- 标题:paddle-trt预测faster-rcnn模型加载报错
- 版本、环境信息:
1)PaddlePaddle版本:v1.8.5
2)GPU:Tesla P4, CUDA10, cuDNN7.6, TensorRT7.0.0.11
3)系统环境:Ubuntu16.04
- 预测信息
1)C++预测:编译的paddle-trt预测库,编译参数:
cmake .. \
-DWITH_MKL=OFF \
-DWITH_MKLDNN=OFF \
-DCMAKE_BUILD_TYPE=Release \
-DWITH_PYTHON=OFF \
-DWITH_XBYAK=ON \
-DTENSORRT_ROOT=/opt/TensorRT-7.0.0.11 \
-DON_INFER=ON \
-DFLUID_INFERENCE_INSTALL_DIR=/ljay/workspace/proj/ljay-cuda10/Paddle/install
- 问题描述:编译的预测库,使用AnalysisConfig,加载faster-rcnn模型报dims的错误如下:
I1009 12:20:44.080718 3812 graph_pattern_detector.cc:101] --- detected 55 subgraphs
--- Running IR pass [conv_eltwiseadd_affine_channel_fuse_pass]
--- Running IR pass [shuffle_channel_detect_pass]
--- Running IR pass [quant_conv2d_dequant_fuse_pass]
--- Running IR pass [delete_quant_dequant_op_pass]
--- Running IR pass [simplify_with_basic_ops_pass]
--- Running IR pass [embedding_eltwise_layernorm_fuse_pass]
--- Running IR pass [multihead_matmul_fuse_pass_v2]
--- Running IR pass [skip_layernorm_fuse_pass]

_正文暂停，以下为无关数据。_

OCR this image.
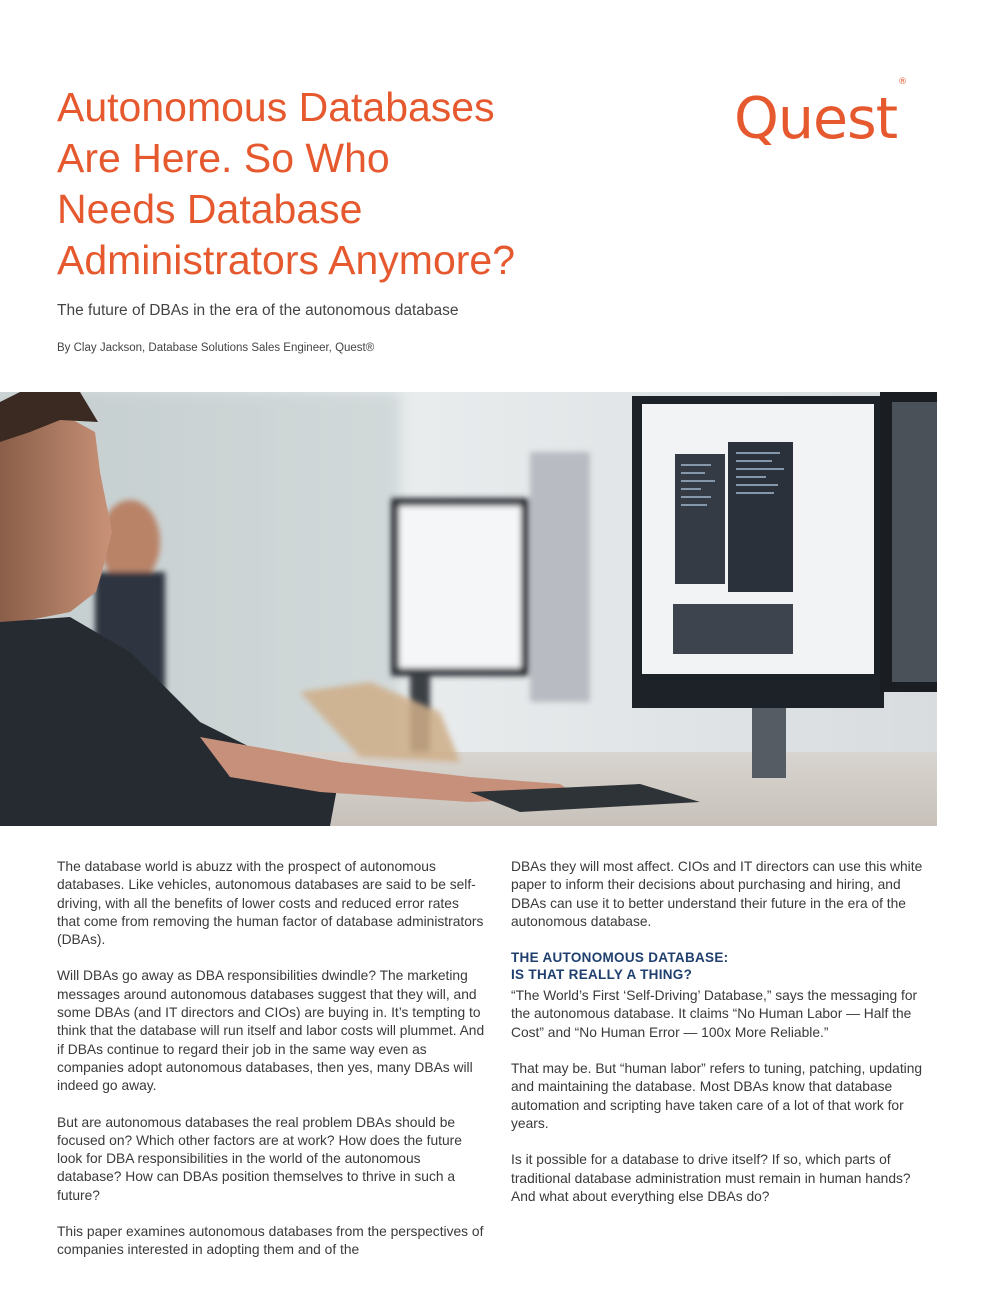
Autonomous Databases
Are Here. So Who
Needs Database
Administrators Anymore?
Quest®
The future of DBAs in the era of the autonomous database
By Clay Jackson, Database Solutions Sales Engineer, Quest®

The database world is abuzz with the prospect of autonomous databases. Like vehicles, autonomous databases are said to be self-driving, with all the benefits of lower costs and reduced error rates that come from removing the human factor of database administrators (DBAs).

Will DBAs go away as DBA responsibilities dwindle? The marketing messages around autonomous databases suggest that they will, and some DBAs (and IT directors and CIOs) are buying in. It’s tempting to think that the database will run itself and labor costs will plummet. And if DBAs continue to regard their job in the same way even as companies adopt autonomous databases, then yes, many DBAs will indeed go away.

But are autonomous databases the real problem DBAs should be focused on? Which other factors are at work? How does the future look for DBA responsibilities in the world of the autonomous database? How can DBAs position themselves to thrive in such a future?

This paper examines autonomous databases from the perspectives of companies interested in adopting them and of the

DBAs they will most affect. CIOs and IT directors can use this white paper to inform their decisions about purchasing and hiring, and DBAs can use it to better understand their future in the era of the autonomous database.

THE AUTONOMOUS DATABASE:
IS THAT REALLY A THING?

“The World’s First ‘Self-Driving’ Database,” says the messaging for the autonomous database. It claims “No Human Labor — Half the Cost” and “No Human Error — 100x More Reliable.”

That may be. But “human labor” refers to tuning, patching, updating and maintaining the database. Most DBAs know that database automation and scripting have taken care of a lot of that work for years.

Is it possible for a database to drive itself? If so, which parts of traditional database administration must remain in human hands? And what about everything else DBAs do?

--- Running IR pass [conv_bn_fuse_pass]
--- Running IR pass [fc_fuse_pass]
I1009 12:20:44.197888 3812 graph_pattern_detector.cc:101] --- detected 2 subgraphs
I1009 12:20:44.199591 3812 graph_pattern_detector.cc:101] --- detected 2 subgraphs
--- Running IR pass [tensorrt_subgraph_pass]
I1009 12:20:44.252492 3812 tensorrt_subgraph_pass.cc:115] --- detect a sub-graph with 13 nodes
W1009 12:20:44.253955 3812 tensorrt_subgraph_pass.cc:285] The Paddle lib links the 7011 version TensorRT, make sure the runtime TensorRT you are using is no less than this version, otherwise, there might be Segfault!
I1009 12:20:44.254004 3812 tensorrt_subgraph_pass.cc:321] Prepare TRT engine (Optimize model structure, Select OP kernel etc). This process may cost a lot of time.
terminate called after throwing an instance of 'paddle::platform::EnforceNotMet'
what():
--------------------------------------------
C++ Call Stacks (More useful to developers):
--------------------------------------------
0 std::string paddle::platform::GetTraceBackString<std::string >(std::string&&, char const*, int)
1 paddle::platform::EnforceNotMet::EnforceNotMet(std::string const&, char const*, int)
2 paddle::inference::tensorrt::OpConverter::ConvertBlockToTRTEngine(paddle::framework::BlockDesc*, paddle::framework::Scope const&, std::vector<std::string, std::allocator<std::string > > const&, std::unordered_set<std::string, std::hash<std::string >, std::equal_to<std::string >, std::allocator<std::string > > const&, std::vector<std::string, std::allocator<std::string > > const&, paddle::inference::tensorrt::TensorRTEngine*)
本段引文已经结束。